Everyone knows a Neatnik, those people with tidy hair who cross-reference their take-out menus by restaurant name, location, and cuisine.
Neatniks have perennially ironed clothes, scrupulously scrubbed floors, cars that are washed on the outside and vacuumed on the inside. Their favorite invention is paper towels, which they deem as essential as toilet paper. They own stock in the company that makes Windex.
Stacy is my co-worker and I like her, even though Stacy is a Neatnik. She is one of the few people who didn’t look bored when I told her I was writing a blog about cleaning and organizing, and her restraint in questioning my credentials was admirable, but then discretion is one of her strong points. Unlike my officemate, who makes a point of staring at the little knots of cat hair that cling to my clothes, Stacy pretends not to notice. This goes a long way with me.
A week or two ago, Stacy and I were talking about cleaning the kitchen, and I said something about wiping down the counters, when Stacy interrupted me.
“Sponge?” she gasped. “You actually have a sponge in your house?” This was said in the exact tone of one saying: “AK-47? You actually put a fully loaded AK-47 in the toy box?”
At first I misinterpreted her comment as incredulity that I actually cleaned my kitchen, but no, Stacy made it clear that the sponge was the problem.

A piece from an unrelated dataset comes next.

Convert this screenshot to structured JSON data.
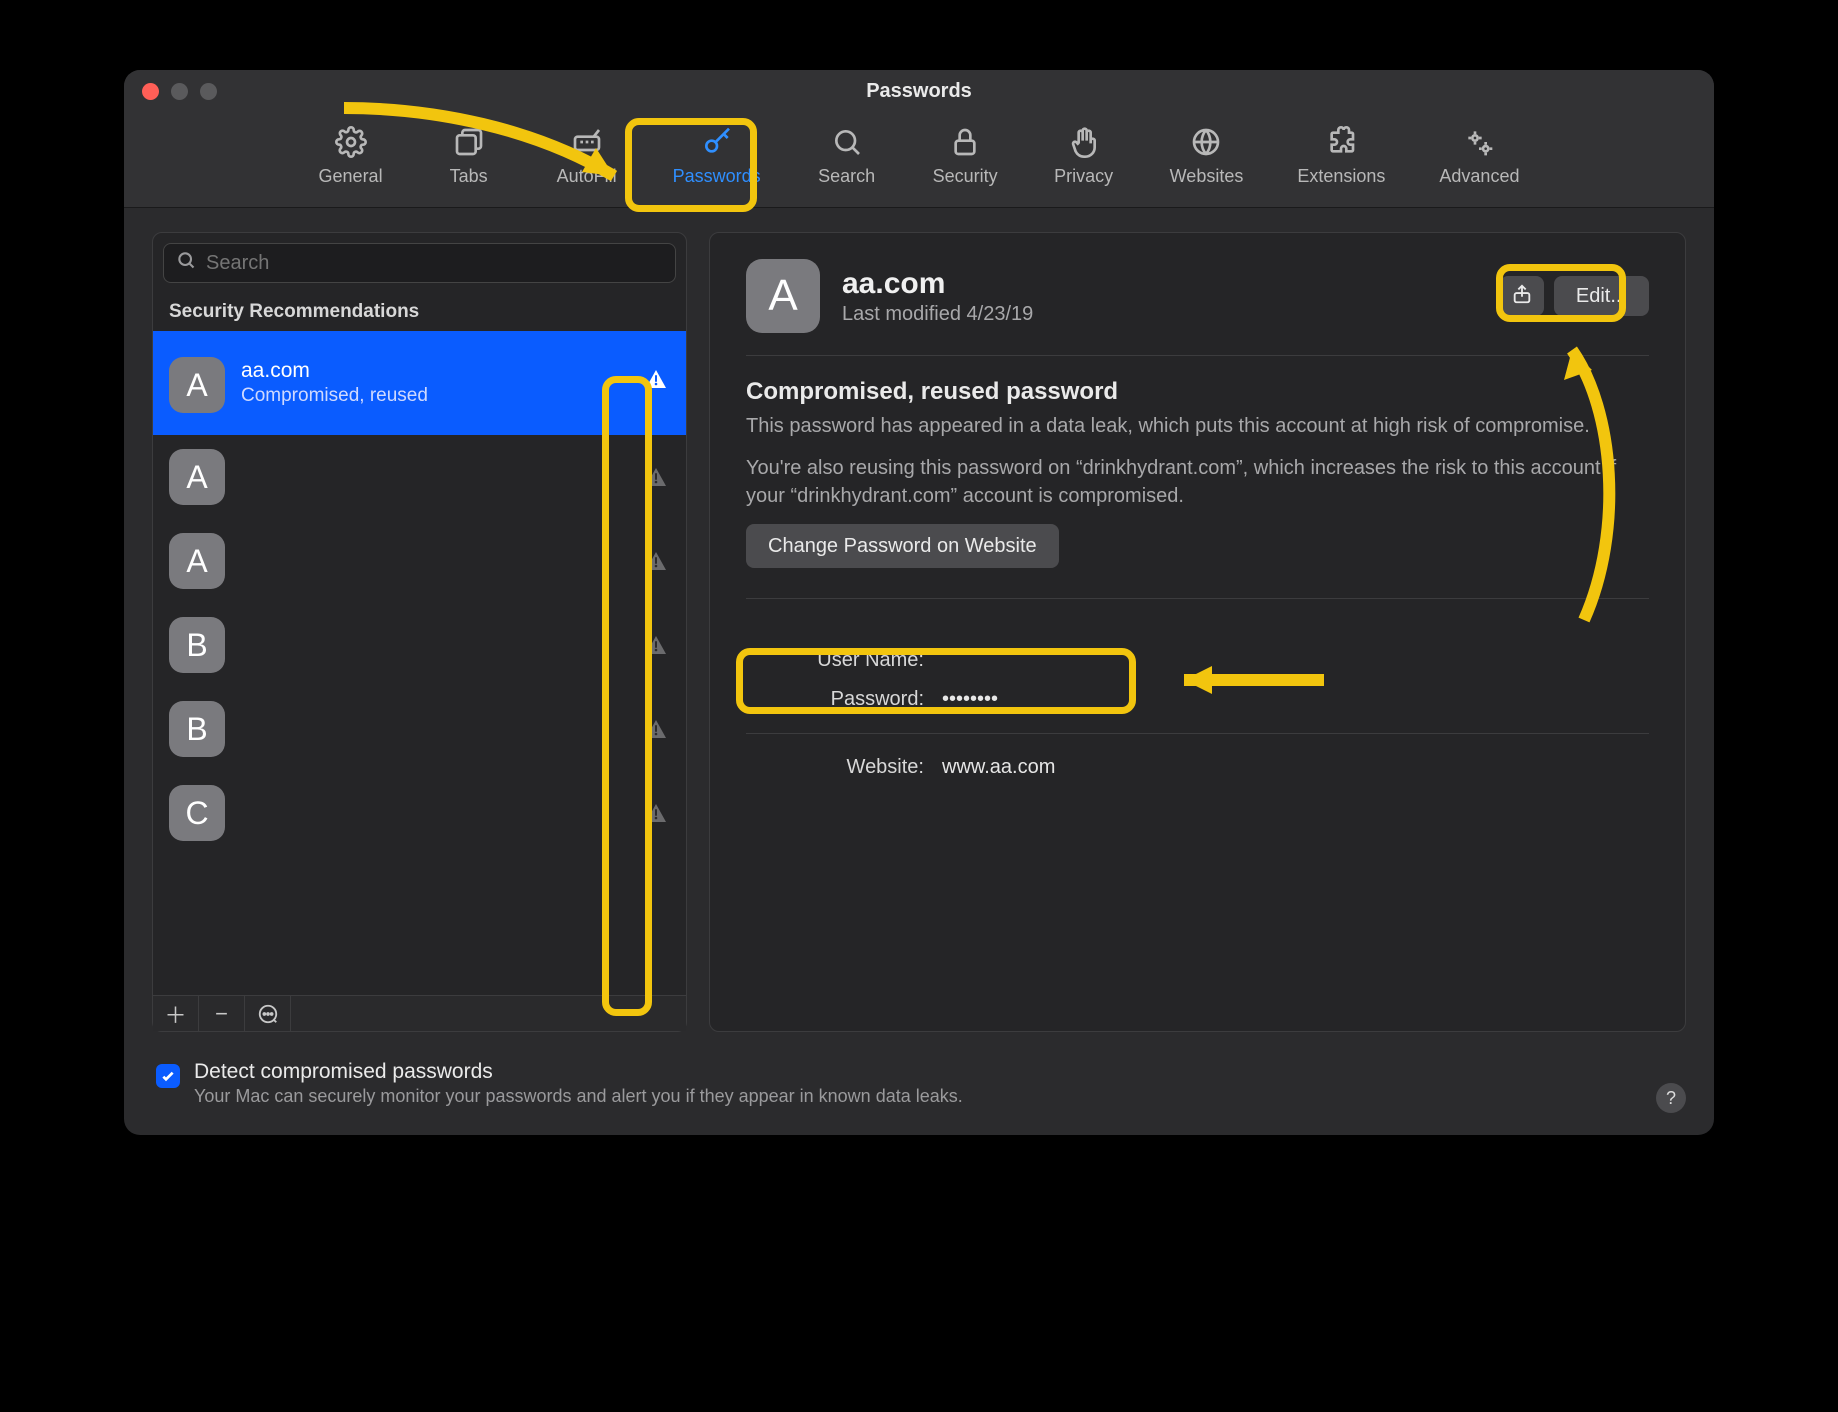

Stacy, being trained as a microbiologist, could not bear the thought of all that bacteria just collecting and multiplying in a used sponge, even if the sponge is just lying around.

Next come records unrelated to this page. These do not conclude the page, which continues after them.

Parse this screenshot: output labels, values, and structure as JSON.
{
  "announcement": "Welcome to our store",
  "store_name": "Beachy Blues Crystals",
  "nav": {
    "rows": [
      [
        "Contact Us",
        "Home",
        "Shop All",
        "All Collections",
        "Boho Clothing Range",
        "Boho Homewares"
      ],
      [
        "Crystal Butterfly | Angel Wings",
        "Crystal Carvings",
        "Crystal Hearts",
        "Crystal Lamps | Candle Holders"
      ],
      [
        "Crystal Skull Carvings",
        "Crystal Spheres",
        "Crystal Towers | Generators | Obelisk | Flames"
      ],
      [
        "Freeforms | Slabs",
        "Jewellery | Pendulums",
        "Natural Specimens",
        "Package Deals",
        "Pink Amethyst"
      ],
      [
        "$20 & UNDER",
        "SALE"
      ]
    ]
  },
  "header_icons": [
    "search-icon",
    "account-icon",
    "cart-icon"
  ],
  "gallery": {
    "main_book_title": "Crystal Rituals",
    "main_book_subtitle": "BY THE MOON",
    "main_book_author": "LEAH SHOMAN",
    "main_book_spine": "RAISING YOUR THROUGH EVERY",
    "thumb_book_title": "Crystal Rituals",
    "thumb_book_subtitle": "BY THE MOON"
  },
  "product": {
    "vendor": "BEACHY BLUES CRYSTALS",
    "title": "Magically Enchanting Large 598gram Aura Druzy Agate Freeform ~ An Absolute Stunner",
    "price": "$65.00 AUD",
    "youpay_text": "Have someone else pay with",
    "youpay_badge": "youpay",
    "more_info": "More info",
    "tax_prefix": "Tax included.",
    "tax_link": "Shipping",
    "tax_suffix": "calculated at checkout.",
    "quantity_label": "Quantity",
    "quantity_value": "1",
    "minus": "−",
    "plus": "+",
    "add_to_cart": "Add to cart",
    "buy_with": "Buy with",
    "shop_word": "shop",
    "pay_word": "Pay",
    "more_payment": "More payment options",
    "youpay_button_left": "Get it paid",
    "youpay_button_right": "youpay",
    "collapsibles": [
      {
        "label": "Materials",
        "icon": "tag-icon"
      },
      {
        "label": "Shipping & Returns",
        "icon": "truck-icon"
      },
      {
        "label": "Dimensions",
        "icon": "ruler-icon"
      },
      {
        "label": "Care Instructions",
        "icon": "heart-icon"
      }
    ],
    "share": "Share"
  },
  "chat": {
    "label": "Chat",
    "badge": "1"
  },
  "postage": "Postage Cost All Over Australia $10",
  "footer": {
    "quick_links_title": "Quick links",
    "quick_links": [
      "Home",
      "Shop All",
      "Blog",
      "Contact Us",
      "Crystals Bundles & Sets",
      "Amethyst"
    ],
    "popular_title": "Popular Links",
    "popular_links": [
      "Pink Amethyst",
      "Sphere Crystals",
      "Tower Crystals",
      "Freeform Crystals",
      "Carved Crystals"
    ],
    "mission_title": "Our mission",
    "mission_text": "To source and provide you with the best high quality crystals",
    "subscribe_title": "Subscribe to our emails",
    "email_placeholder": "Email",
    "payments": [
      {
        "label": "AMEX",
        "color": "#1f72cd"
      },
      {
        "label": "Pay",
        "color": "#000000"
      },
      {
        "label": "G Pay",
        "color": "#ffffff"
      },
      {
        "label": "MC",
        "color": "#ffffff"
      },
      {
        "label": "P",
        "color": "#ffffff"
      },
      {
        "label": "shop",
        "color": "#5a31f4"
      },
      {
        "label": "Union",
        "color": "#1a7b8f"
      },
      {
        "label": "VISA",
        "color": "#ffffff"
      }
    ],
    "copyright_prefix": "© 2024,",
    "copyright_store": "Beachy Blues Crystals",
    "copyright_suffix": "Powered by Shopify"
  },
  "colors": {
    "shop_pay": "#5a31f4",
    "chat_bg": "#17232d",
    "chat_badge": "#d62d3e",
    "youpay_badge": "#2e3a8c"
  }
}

Stacy concedes that she herself does in fact have sponges in her condo, but they are for one-use only. It was unthinkable to use a sponge, repeatedly, under any circumstances, even if it was just used on the counters. For that, Stacy uses paper towels.

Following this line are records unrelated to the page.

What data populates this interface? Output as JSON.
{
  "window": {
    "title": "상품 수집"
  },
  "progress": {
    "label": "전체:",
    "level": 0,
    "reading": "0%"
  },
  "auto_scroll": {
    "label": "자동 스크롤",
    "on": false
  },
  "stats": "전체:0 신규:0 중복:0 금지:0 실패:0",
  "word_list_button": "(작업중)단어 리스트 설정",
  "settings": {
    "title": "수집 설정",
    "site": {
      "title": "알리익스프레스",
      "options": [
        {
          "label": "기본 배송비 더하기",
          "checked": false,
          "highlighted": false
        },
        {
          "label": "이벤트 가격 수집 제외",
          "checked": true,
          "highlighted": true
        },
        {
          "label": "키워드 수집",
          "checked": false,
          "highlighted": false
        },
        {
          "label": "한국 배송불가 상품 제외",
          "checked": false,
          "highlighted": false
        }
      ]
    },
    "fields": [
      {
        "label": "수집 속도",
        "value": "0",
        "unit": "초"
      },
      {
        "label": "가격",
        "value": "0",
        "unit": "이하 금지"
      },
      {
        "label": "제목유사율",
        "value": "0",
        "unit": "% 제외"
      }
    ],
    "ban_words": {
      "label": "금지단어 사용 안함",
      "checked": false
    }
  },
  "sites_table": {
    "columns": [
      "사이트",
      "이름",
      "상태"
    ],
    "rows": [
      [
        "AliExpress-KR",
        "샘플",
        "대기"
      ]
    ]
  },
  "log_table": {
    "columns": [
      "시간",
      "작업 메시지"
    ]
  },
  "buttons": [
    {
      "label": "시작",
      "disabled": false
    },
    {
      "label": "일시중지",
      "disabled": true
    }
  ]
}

“Paper towels?” I said, striving for the AK-47 tone but not quite getting it right. “You use paper towels on your counters?” Stacy interpreted this as environmental outrage on my part, which was convenient, since what I was really thinking was: how can you use a paper towel to scrub out three-day-old spaghetti sauce splatters? At the time, it didn’t occur to me this is not a problem for Stacy, because Neatniks don’t have three-day-old splatters.